Dominique Méda : Oui ! Je pense d'abord que nous avons besoin d'une psychanalyse collective pour comprendre comment cette politique - dont les principaux résultats sont positifs, comme l'a mis en évidence, en 2014, le remarquable rapport de la commission d'enquête parlementaire consacrée à cette question - a pu être à ce point transformée en bouc émissaire... En un mot, les lois Aubry ont créé des emplois (350 000 lui sont directement imputables, sur un total de 2 millions créés entre 1997 et 2002), elles ont amélioré la vie des salariés et, enfin, une dynamique très positive de rééquilibrage des investissements familiaux et professionnels des hommes et des femmes était à l'oeuvre. La deuxième loi Aubry a malheureusement relâché l'obligation de créer des emplois et de réduire fortement le temps de travail ; il a donc pu y avoir parfois intensification du travail et augmentation de la flexibilité. Ce qui incite à penser que les entreprises y ont aussi trouvé leur compte. Mais aujourd'hui, les politiques qui prennent pour cible principale le droit du travail ou le coût du travail contribuent à alimenter la dégradation de la condition salariale et des conditions de travail en France et en Europe.
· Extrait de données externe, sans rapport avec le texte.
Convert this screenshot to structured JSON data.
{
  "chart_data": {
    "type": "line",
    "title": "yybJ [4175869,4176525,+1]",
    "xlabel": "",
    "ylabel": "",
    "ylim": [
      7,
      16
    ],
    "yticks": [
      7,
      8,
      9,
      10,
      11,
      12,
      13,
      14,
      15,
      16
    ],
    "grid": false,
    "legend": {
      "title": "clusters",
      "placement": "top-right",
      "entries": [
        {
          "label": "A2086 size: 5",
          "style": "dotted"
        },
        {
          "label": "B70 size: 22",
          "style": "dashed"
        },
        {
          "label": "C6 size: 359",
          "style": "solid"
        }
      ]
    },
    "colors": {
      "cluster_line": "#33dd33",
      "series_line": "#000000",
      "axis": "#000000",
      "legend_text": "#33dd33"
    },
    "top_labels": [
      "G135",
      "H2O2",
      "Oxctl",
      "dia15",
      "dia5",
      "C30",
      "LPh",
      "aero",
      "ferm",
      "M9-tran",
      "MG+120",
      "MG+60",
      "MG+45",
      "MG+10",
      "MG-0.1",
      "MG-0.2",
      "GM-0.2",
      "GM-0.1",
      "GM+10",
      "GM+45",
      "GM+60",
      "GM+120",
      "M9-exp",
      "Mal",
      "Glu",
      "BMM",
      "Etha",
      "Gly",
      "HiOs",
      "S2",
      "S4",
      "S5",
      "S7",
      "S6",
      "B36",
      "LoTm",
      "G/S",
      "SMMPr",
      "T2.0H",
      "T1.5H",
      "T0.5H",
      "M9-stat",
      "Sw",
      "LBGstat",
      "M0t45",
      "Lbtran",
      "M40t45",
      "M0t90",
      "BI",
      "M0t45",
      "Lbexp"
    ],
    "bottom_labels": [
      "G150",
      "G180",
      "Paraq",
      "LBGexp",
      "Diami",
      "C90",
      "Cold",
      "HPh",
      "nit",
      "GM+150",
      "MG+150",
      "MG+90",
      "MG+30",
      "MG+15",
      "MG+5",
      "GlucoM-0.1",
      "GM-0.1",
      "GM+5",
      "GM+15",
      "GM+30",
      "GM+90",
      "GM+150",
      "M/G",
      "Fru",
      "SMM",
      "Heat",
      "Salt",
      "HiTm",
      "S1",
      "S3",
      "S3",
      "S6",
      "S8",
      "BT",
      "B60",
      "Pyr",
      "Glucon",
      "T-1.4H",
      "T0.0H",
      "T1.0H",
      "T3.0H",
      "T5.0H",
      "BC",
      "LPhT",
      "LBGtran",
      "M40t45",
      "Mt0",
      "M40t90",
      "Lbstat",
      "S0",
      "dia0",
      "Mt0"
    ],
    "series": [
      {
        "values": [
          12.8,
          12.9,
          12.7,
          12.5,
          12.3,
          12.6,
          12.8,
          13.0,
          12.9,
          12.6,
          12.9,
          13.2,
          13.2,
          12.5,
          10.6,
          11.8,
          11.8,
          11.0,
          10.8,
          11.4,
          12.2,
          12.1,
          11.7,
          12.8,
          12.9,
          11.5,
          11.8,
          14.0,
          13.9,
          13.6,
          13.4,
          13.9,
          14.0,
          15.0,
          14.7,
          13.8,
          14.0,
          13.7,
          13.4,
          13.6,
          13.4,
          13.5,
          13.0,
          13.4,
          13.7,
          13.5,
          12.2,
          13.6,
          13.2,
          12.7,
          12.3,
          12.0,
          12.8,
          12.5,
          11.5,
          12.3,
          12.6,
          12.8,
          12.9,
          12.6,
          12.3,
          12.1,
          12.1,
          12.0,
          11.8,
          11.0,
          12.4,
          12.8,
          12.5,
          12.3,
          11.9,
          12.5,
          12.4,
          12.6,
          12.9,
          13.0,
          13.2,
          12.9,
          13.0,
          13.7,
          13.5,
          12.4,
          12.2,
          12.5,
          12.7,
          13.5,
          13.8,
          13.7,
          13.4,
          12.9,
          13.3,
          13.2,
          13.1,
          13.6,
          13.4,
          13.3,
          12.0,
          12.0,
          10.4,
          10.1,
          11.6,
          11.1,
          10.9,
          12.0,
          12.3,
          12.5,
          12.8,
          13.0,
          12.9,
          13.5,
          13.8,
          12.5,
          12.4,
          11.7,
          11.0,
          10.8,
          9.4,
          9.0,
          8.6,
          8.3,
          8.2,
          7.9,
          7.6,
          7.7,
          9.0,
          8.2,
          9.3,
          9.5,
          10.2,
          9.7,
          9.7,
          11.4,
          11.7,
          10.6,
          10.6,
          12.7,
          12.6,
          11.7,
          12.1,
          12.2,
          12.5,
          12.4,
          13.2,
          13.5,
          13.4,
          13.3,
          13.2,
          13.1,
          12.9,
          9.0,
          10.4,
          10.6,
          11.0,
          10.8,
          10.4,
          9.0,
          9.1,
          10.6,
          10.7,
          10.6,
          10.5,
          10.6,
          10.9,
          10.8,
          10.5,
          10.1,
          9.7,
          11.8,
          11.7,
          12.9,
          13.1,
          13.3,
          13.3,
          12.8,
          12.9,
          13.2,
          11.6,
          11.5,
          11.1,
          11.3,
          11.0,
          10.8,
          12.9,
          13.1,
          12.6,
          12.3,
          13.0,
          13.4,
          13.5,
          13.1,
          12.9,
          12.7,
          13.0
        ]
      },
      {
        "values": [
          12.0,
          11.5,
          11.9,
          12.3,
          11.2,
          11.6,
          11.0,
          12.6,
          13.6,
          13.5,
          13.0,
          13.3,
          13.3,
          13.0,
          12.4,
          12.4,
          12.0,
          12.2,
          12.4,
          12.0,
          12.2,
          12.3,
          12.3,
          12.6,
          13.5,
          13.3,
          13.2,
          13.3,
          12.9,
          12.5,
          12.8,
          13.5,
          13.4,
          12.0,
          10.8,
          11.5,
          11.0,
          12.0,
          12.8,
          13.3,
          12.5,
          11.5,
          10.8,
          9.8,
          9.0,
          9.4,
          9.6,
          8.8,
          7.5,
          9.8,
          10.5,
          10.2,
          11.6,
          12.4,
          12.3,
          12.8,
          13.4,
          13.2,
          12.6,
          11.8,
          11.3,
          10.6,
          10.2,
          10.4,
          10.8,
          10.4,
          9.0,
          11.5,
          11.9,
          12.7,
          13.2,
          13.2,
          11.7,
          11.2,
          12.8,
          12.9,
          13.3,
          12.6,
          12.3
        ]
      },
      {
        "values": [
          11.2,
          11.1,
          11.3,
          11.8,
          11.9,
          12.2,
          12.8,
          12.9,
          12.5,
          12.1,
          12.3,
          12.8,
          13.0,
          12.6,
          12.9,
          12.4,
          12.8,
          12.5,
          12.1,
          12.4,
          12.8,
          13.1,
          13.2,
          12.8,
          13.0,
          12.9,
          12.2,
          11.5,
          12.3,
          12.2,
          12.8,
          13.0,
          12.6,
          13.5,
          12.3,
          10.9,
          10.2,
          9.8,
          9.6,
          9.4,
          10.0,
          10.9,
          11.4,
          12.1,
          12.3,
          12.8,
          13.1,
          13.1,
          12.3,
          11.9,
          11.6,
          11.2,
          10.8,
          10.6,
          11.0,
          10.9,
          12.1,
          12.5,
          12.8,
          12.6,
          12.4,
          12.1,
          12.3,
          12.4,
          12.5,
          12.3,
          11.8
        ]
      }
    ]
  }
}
Même si le chômage diminue, le rythme n'est pas à la hauteur de l'urgence. Nous devons tout faire pour répartir le volume de travail disponible de la manière la plus équitable possible, et évidemment par le biais d'une réduction de la norme de travail à temps complet plutôt que, comme cela se passe en Allemagne ou au Royaume-Uni, par le développement du temps partiel ; ce dernier continue en effet à concerner principalement les femmes, ce qui alimente les inégalités.
Enfin, j'indique que, dans notre livre, nous montrons de façon précise comment il est possible de réduire le temps de travail sans toucher au salaire net et sans augmenter le coût du travail.
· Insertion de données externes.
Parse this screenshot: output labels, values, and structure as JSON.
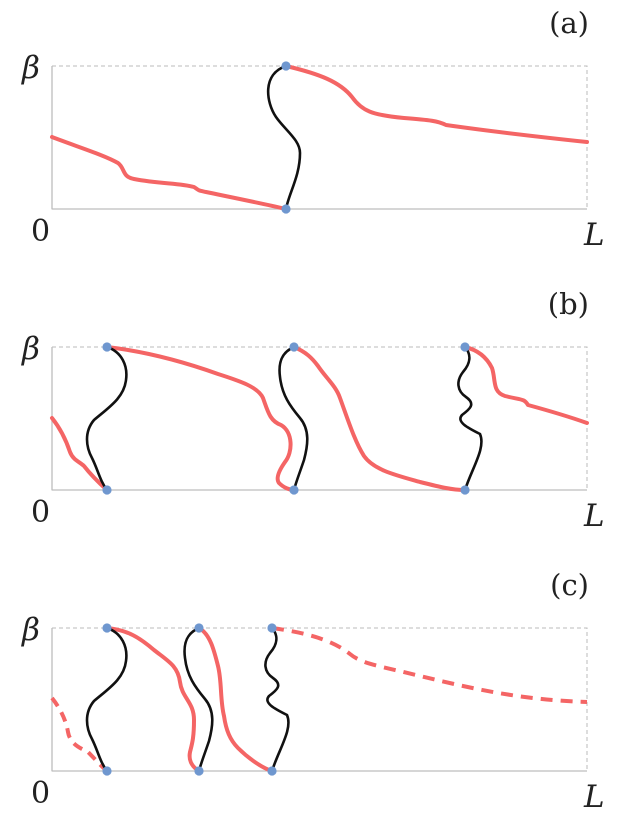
{
  "colors": {
    "red": "#f46565",
    "black": "#111111",
    "node": "#6f97cf",
    "axis": "#bdbdbd",
    "dashed": "#bbbbbb"
  },
  "axes": {
    "y_label": "β",
    "y_zero": "0",
    "x_end": "L"
  },
  "panels": [
    {
      "label": "(a)"
    },
    {
      "label": "(b)"
    },
    {
      "label": "(c)"
    }
  ]
}
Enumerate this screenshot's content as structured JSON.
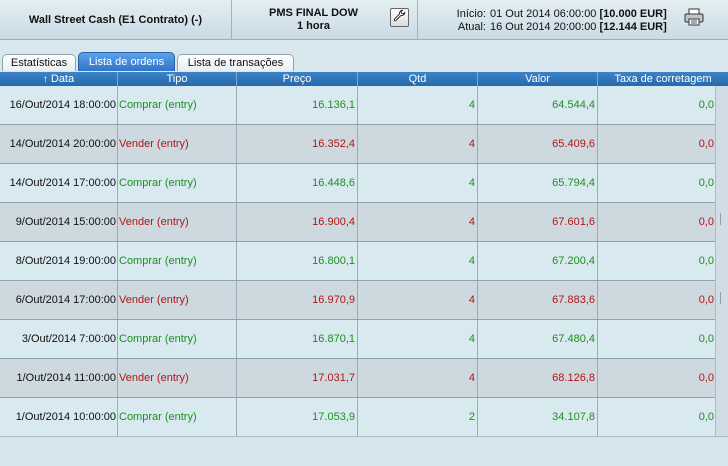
{
  "header": {
    "title": "Wall Street Cash (E1 Contrato) (-)",
    "strategy_name": "PMS FINAL DOW",
    "strategy_timeframe": "1 hora",
    "start_label": "Início:",
    "start_date": "01 Out 2014 06:00:00",
    "start_value": "[10.000 EUR]",
    "current_label": "Atual:",
    "current_date": "16 Out 2014 20:00:00",
    "current_value": "[12.144 EUR]"
  },
  "tabs": [
    {
      "label": "Estatísticas",
      "active": false
    },
    {
      "label": "Lista de ordens",
      "active": true
    },
    {
      "label": "Lista de transações",
      "active": false
    }
  ],
  "table": {
    "columns": [
      "Data",
      "Tipo",
      "Preço",
      "Qtd",
      "Valor",
      "Taxa de corretagem"
    ],
    "sort_indicator": "↑",
    "rows": [
      {
        "data": "16/Out/2014 18:00:00",
        "tipo": "Comprar (entry)",
        "side": "buy",
        "preco": "16.136,1",
        "qtd": "4",
        "valor": "64.544,4",
        "taxa": "0,0"
      },
      {
        "data": "14/Out/2014 20:00:00",
        "tipo": "Vender (entry)",
        "side": "sell",
        "preco": "16.352,4",
        "qtd": "4",
        "valor": "65.409,6",
        "taxa": "0,0"
      },
      {
        "data": "14/Out/2014 17:00:00",
        "tipo": "Comprar (entry)",
        "side": "buy",
        "preco": "16.448,6",
        "qtd": "4",
        "valor": "65.794,4",
        "taxa": "0,0"
      },
      {
        "data": "9/Out/2014 15:00:00",
        "tipo": "Vender (entry)",
        "side": "sell",
        "preco": "16.900,4",
        "qtd": "4",
        "valor": "67.601,6",
        "taxa": "0,0"
      },
      {
        "data": "8/Out/2014 19:00:00",
        "tipo": "Comprar (entry)",
        "side": "buy",
        "preco": "16.800,1",
        "qtd": "4",
        "valor": "67.200,4",
        "taxa": "0,0"
      },
      {
        "data": "6/Out/2014 17:00:00",
        "tipo": "Vender (entry)",
        "side": "sell",
        "preco": "16.970,9",
        "qtd": "4",
        "valor": "67.883,6",
        "taxa": "0,0"
      },
      {
        "data": "3/Out/2014 7:00:00",
        "tipo": "Comprar (entry)",
        "side": "buy",
        "preco": "16.870,1",
        "qtd": "4",
        "valor": "67.480,4",
        "taxa": "0,0"
      },
      {
        "data": "1/Out/2014 11:00:00",
        "tipo": "Vender (entry)",
        "side": "sell",
        "preco": "17.031,7",
        "qtd": "4",
        "valor": "68.126,8",
        "taxa": "0,0"
      },
      {
        "data": "1/Out/2014 10:00:00",
        "tipo": "Comprar (entry)",
        "side": "buy",
        "preco": "17.053,9",
        "qtd": "2",
        "valor": "34.107,8",
        "taxa": "0,0"
      }
    ]
  },
  "colors": {
    "buy": "#1e8f1e",
    "sell": "#b01616",
    "header_blue": "#2f74c8"
  },
  "icons": {
    "edit": "wrench-icon",
    "print": "printer-icon",
    "sort": "sort-up-arrow-icon"
  }
}
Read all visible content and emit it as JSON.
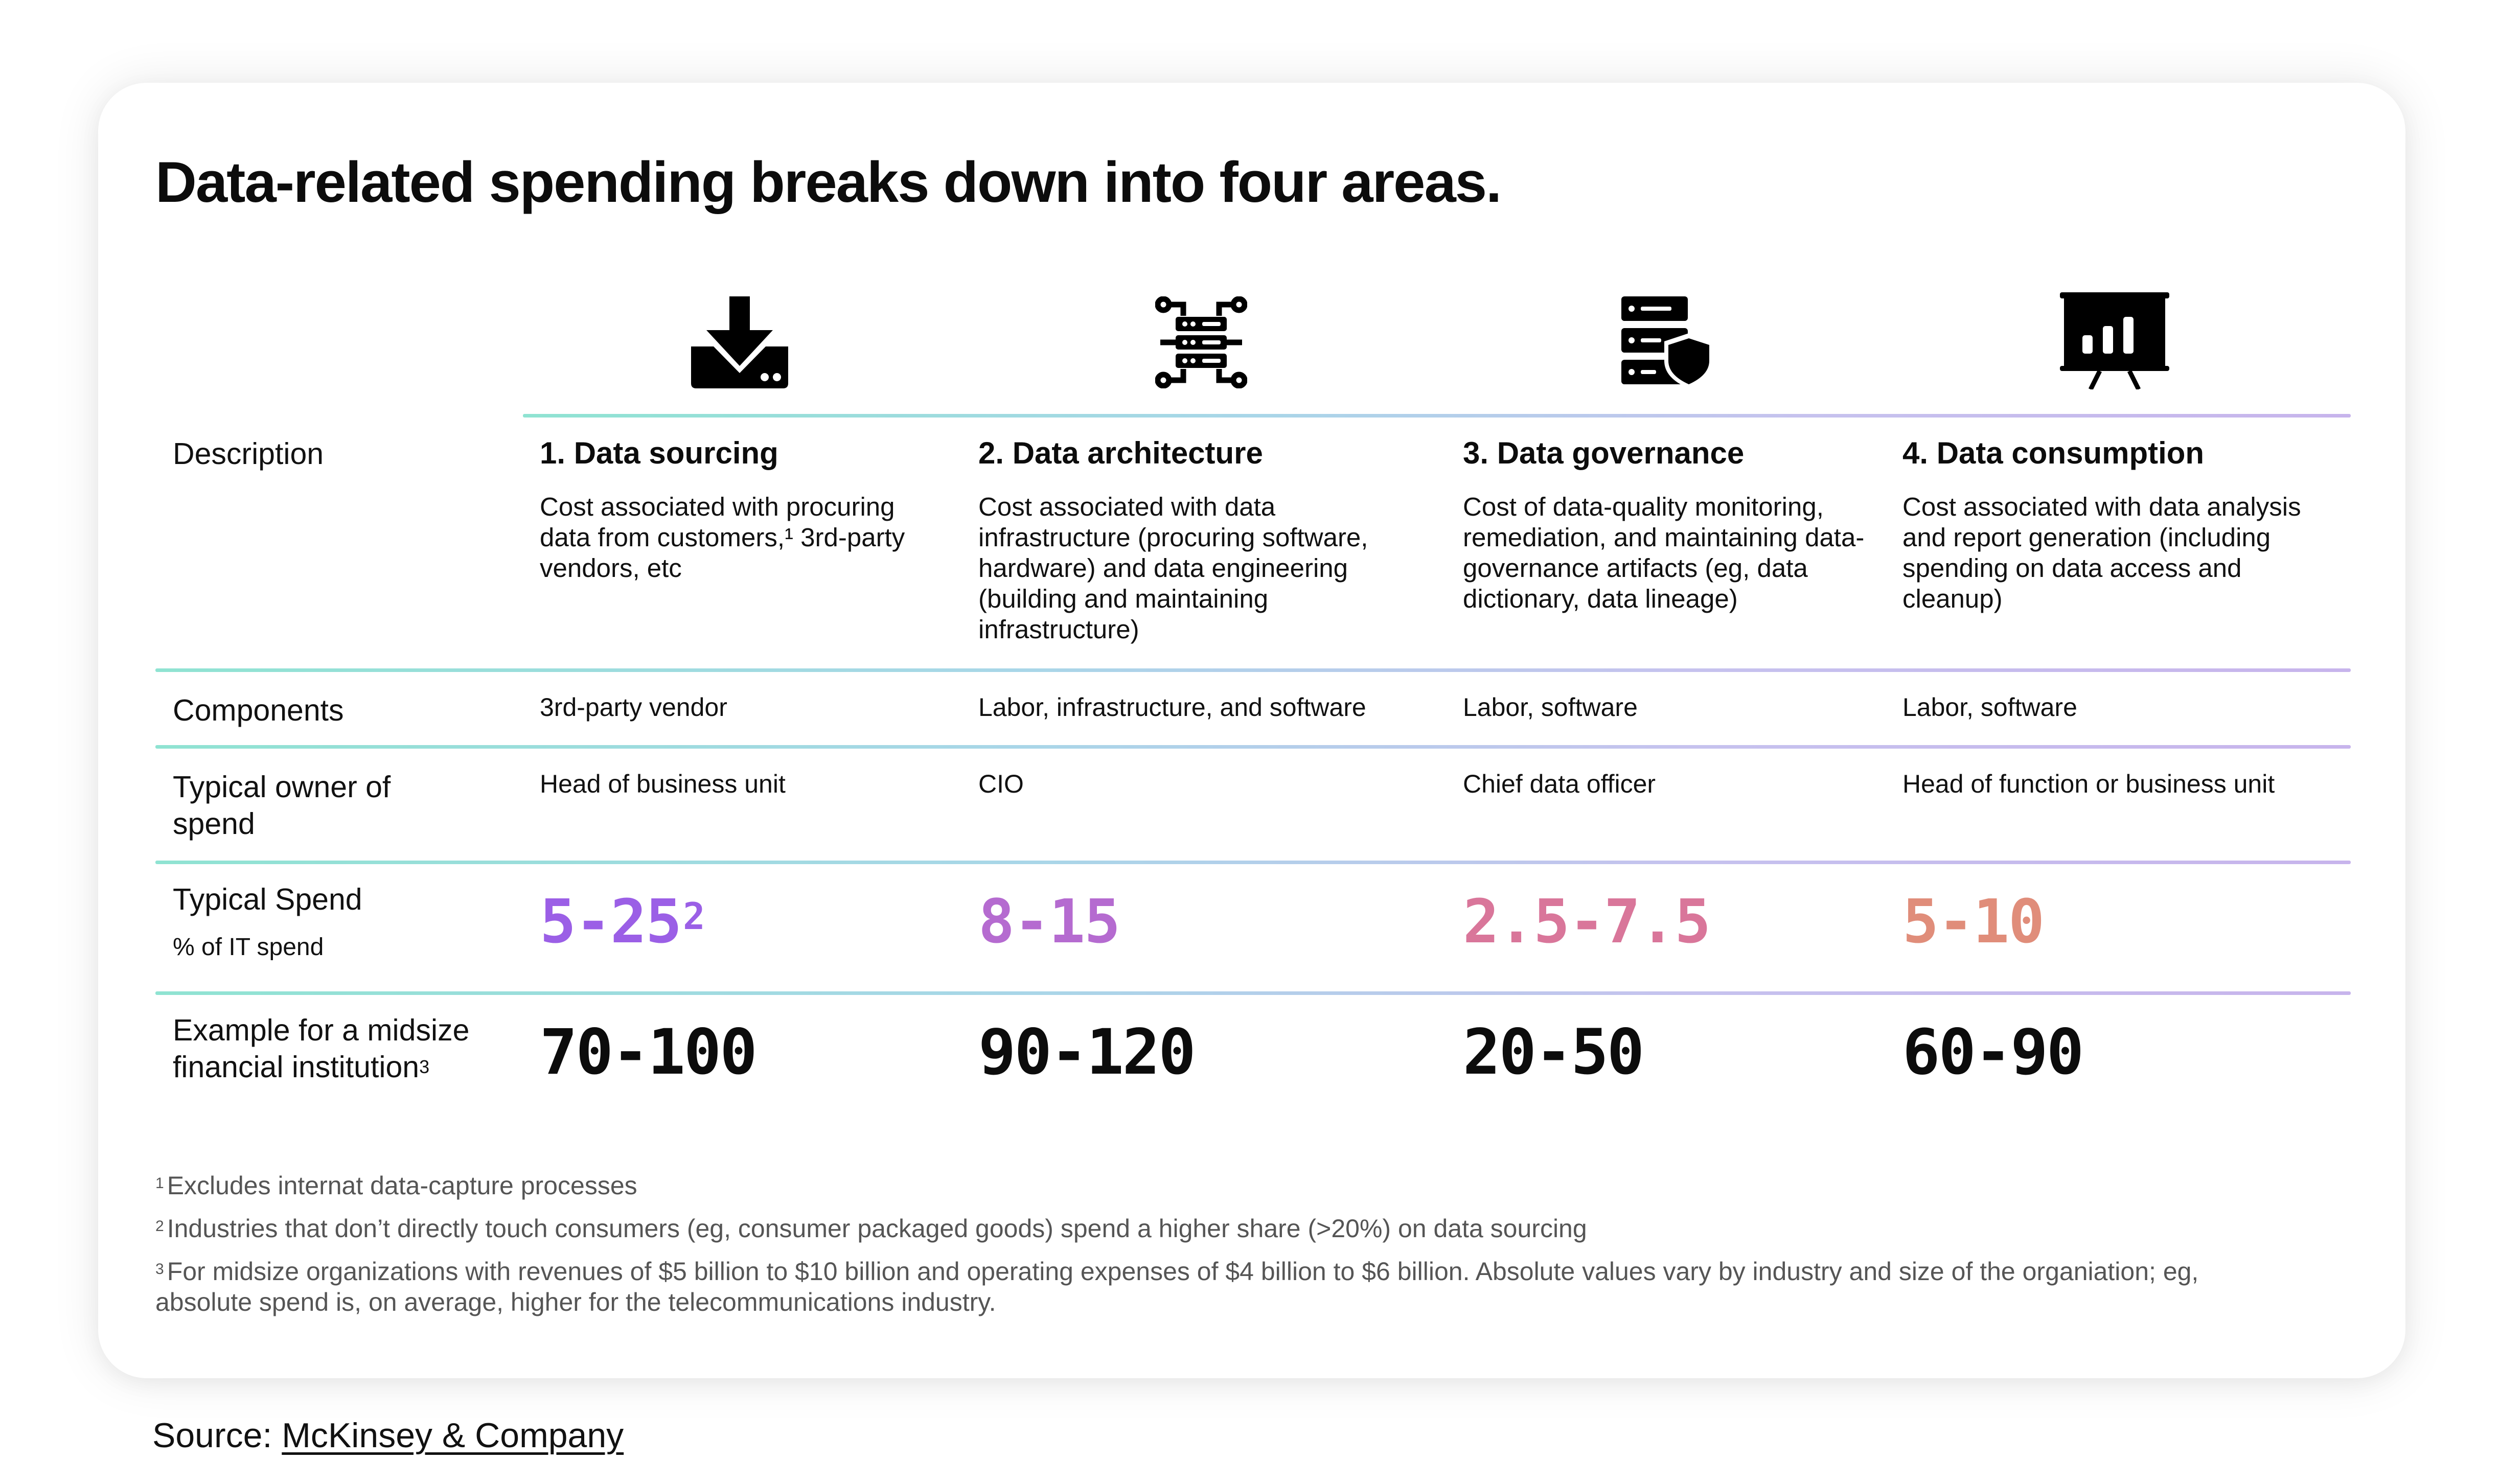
{
  "title": "Data-related spending breaks down into four areas.",
  "row_labels": {
    "description": "Description",
    "components": "Components",
    "owner": "Typical owner of spend",
    "spend": "Typical Spend",
    "spend_sub": "% of IT spend",
    "example": "Example for a midsize financial institution",
    "example_footnote": "3"
  },
  "columns": [
    {
      "icon": "download-tray-icon",
      "title": "1. Data sourcing",
      "description": "Cost associated with procuring data from customers,¹ 3rd-party vendors, etc",
      "components": "3rd-party vendor",
      "owner": "Head of business unit",
      "spend": "5-25",
      "spend_footnote": "2",
      "spend_color": "#9b5fe6",
      "example": "70-100"
    },
    {
      "icon": "server-network-icon",
      "title": "2. Data architecture",
      "description": "Cost associated with data infrastructure (procuring software, hardware) and data engineering (building and maintaining infrastructure)",
      "components": "Labor, infrastructure, and software",
      "owner": "CIO",
      "spend": "8-15",
      "spend_footnote": "",
      "spend_color": "#b56bd0",
      "example": "90-120"
    },
    {
      "icon": "server-shield-icon",
      "title": "3.  Data governance",
      "description": "Cost of data-quality monitoring, remediation, and maintaining data-governance artifacts (eg, data dictionary, data lineage)",
      "components": "Labor, software",
      "owner": "Chief data officer",
      "spend": "2.5-7.5",
      "spend_footnote": "",
      "spend_color": "#d9769a",
      "example": "20-50"
    },
    {
      "icon": "presentation-chart-icon",
      "title": "4. Data consumption",
      "description": "Cost associated with data analysis and report generation (including spending on data access and cleanup)",
      "components": "Labor, software",
      "owner": "Head of function or business unit",
      "spend": "5-10",
      "spend_footnote": "",
      "spend_color": "#e08d7a",
      "example": "60-90"
    }
  ],
  "footnotes": [
    {
      "mark": "1",
      "text": "Excludes internat data-capture processes"
    },
    {
      "mark": "2",
      "text": "Industries that don’t directly touch consumers (eg, consumer packaged goods) spend a higher share (>20%) on data sourcing"
    },
    {
      "mark": "3",
      "text": "For midsize organizations with revenues of $5 billion to $10 billion and operating expenses of $4 billion to $6 billion. Absolute values vary by industry and size of the organiation; eg, absolute spend is, on average, higher for the telecommunications industry."
    }
  ],
  "source": {
    "label": "Source:",
    "name": "McKinsey & Company"
  }
}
Gilbert Cette, vous avez été l'un des artisans des politiques de réduction du temps de travail, notamment des lois Aubry I et II. Aujourd'hui, vous semblez réservé sur une telle réduction. Que pensez-vous des arguments de Dominique Méda ?
Gilbert Cette : Ces arguments ignorent totalement le contexte économique, et ils sont pour cette raison déplacés dans la situation actuelle. Une politique peut faire sens à certains moments - c'était le cas à la fin des années 1990 - et pas à d'autres. Des gains de productivité assez élevés peuvent permettre de contribuer à la fois au financement d'une RTT et à une hausse du pouvoir d'achat, sans dégrader les comptes des entreprises. Or, aujourd'hui, ces gains sont très faibles, en France comme ailleurs. Comment alors financer une RTT ? Laisser croire qu'elle peut s'autofinancer est irresponsable. Les salariés sont-ils prêts à une baisse de leur pouvoir d'achat ? Leur arbitrage semble actuellement plutôt être en faveur de son maintien, voire de sa progression. Croit-on pouvoir reporter ce coût sur les entreprises, sans conséquences pour la compétitivité et l'emploi ? Cela n'est pas sérieux. La France est un pays pâtissant d'un déficit de compétitivité, qui n'est pas durablement soutenable. Le coût du travail est l'un des éléments essentiels de la compétitivité. C'est pour cela que la question de ce coût doit être considérée sérieusement. Enfin, le Code du travail doit s'adapter pour mieux servir à la fois l'efficacité économique et la protection des actifs. Il est actuellement inefficace sur ces deux plans.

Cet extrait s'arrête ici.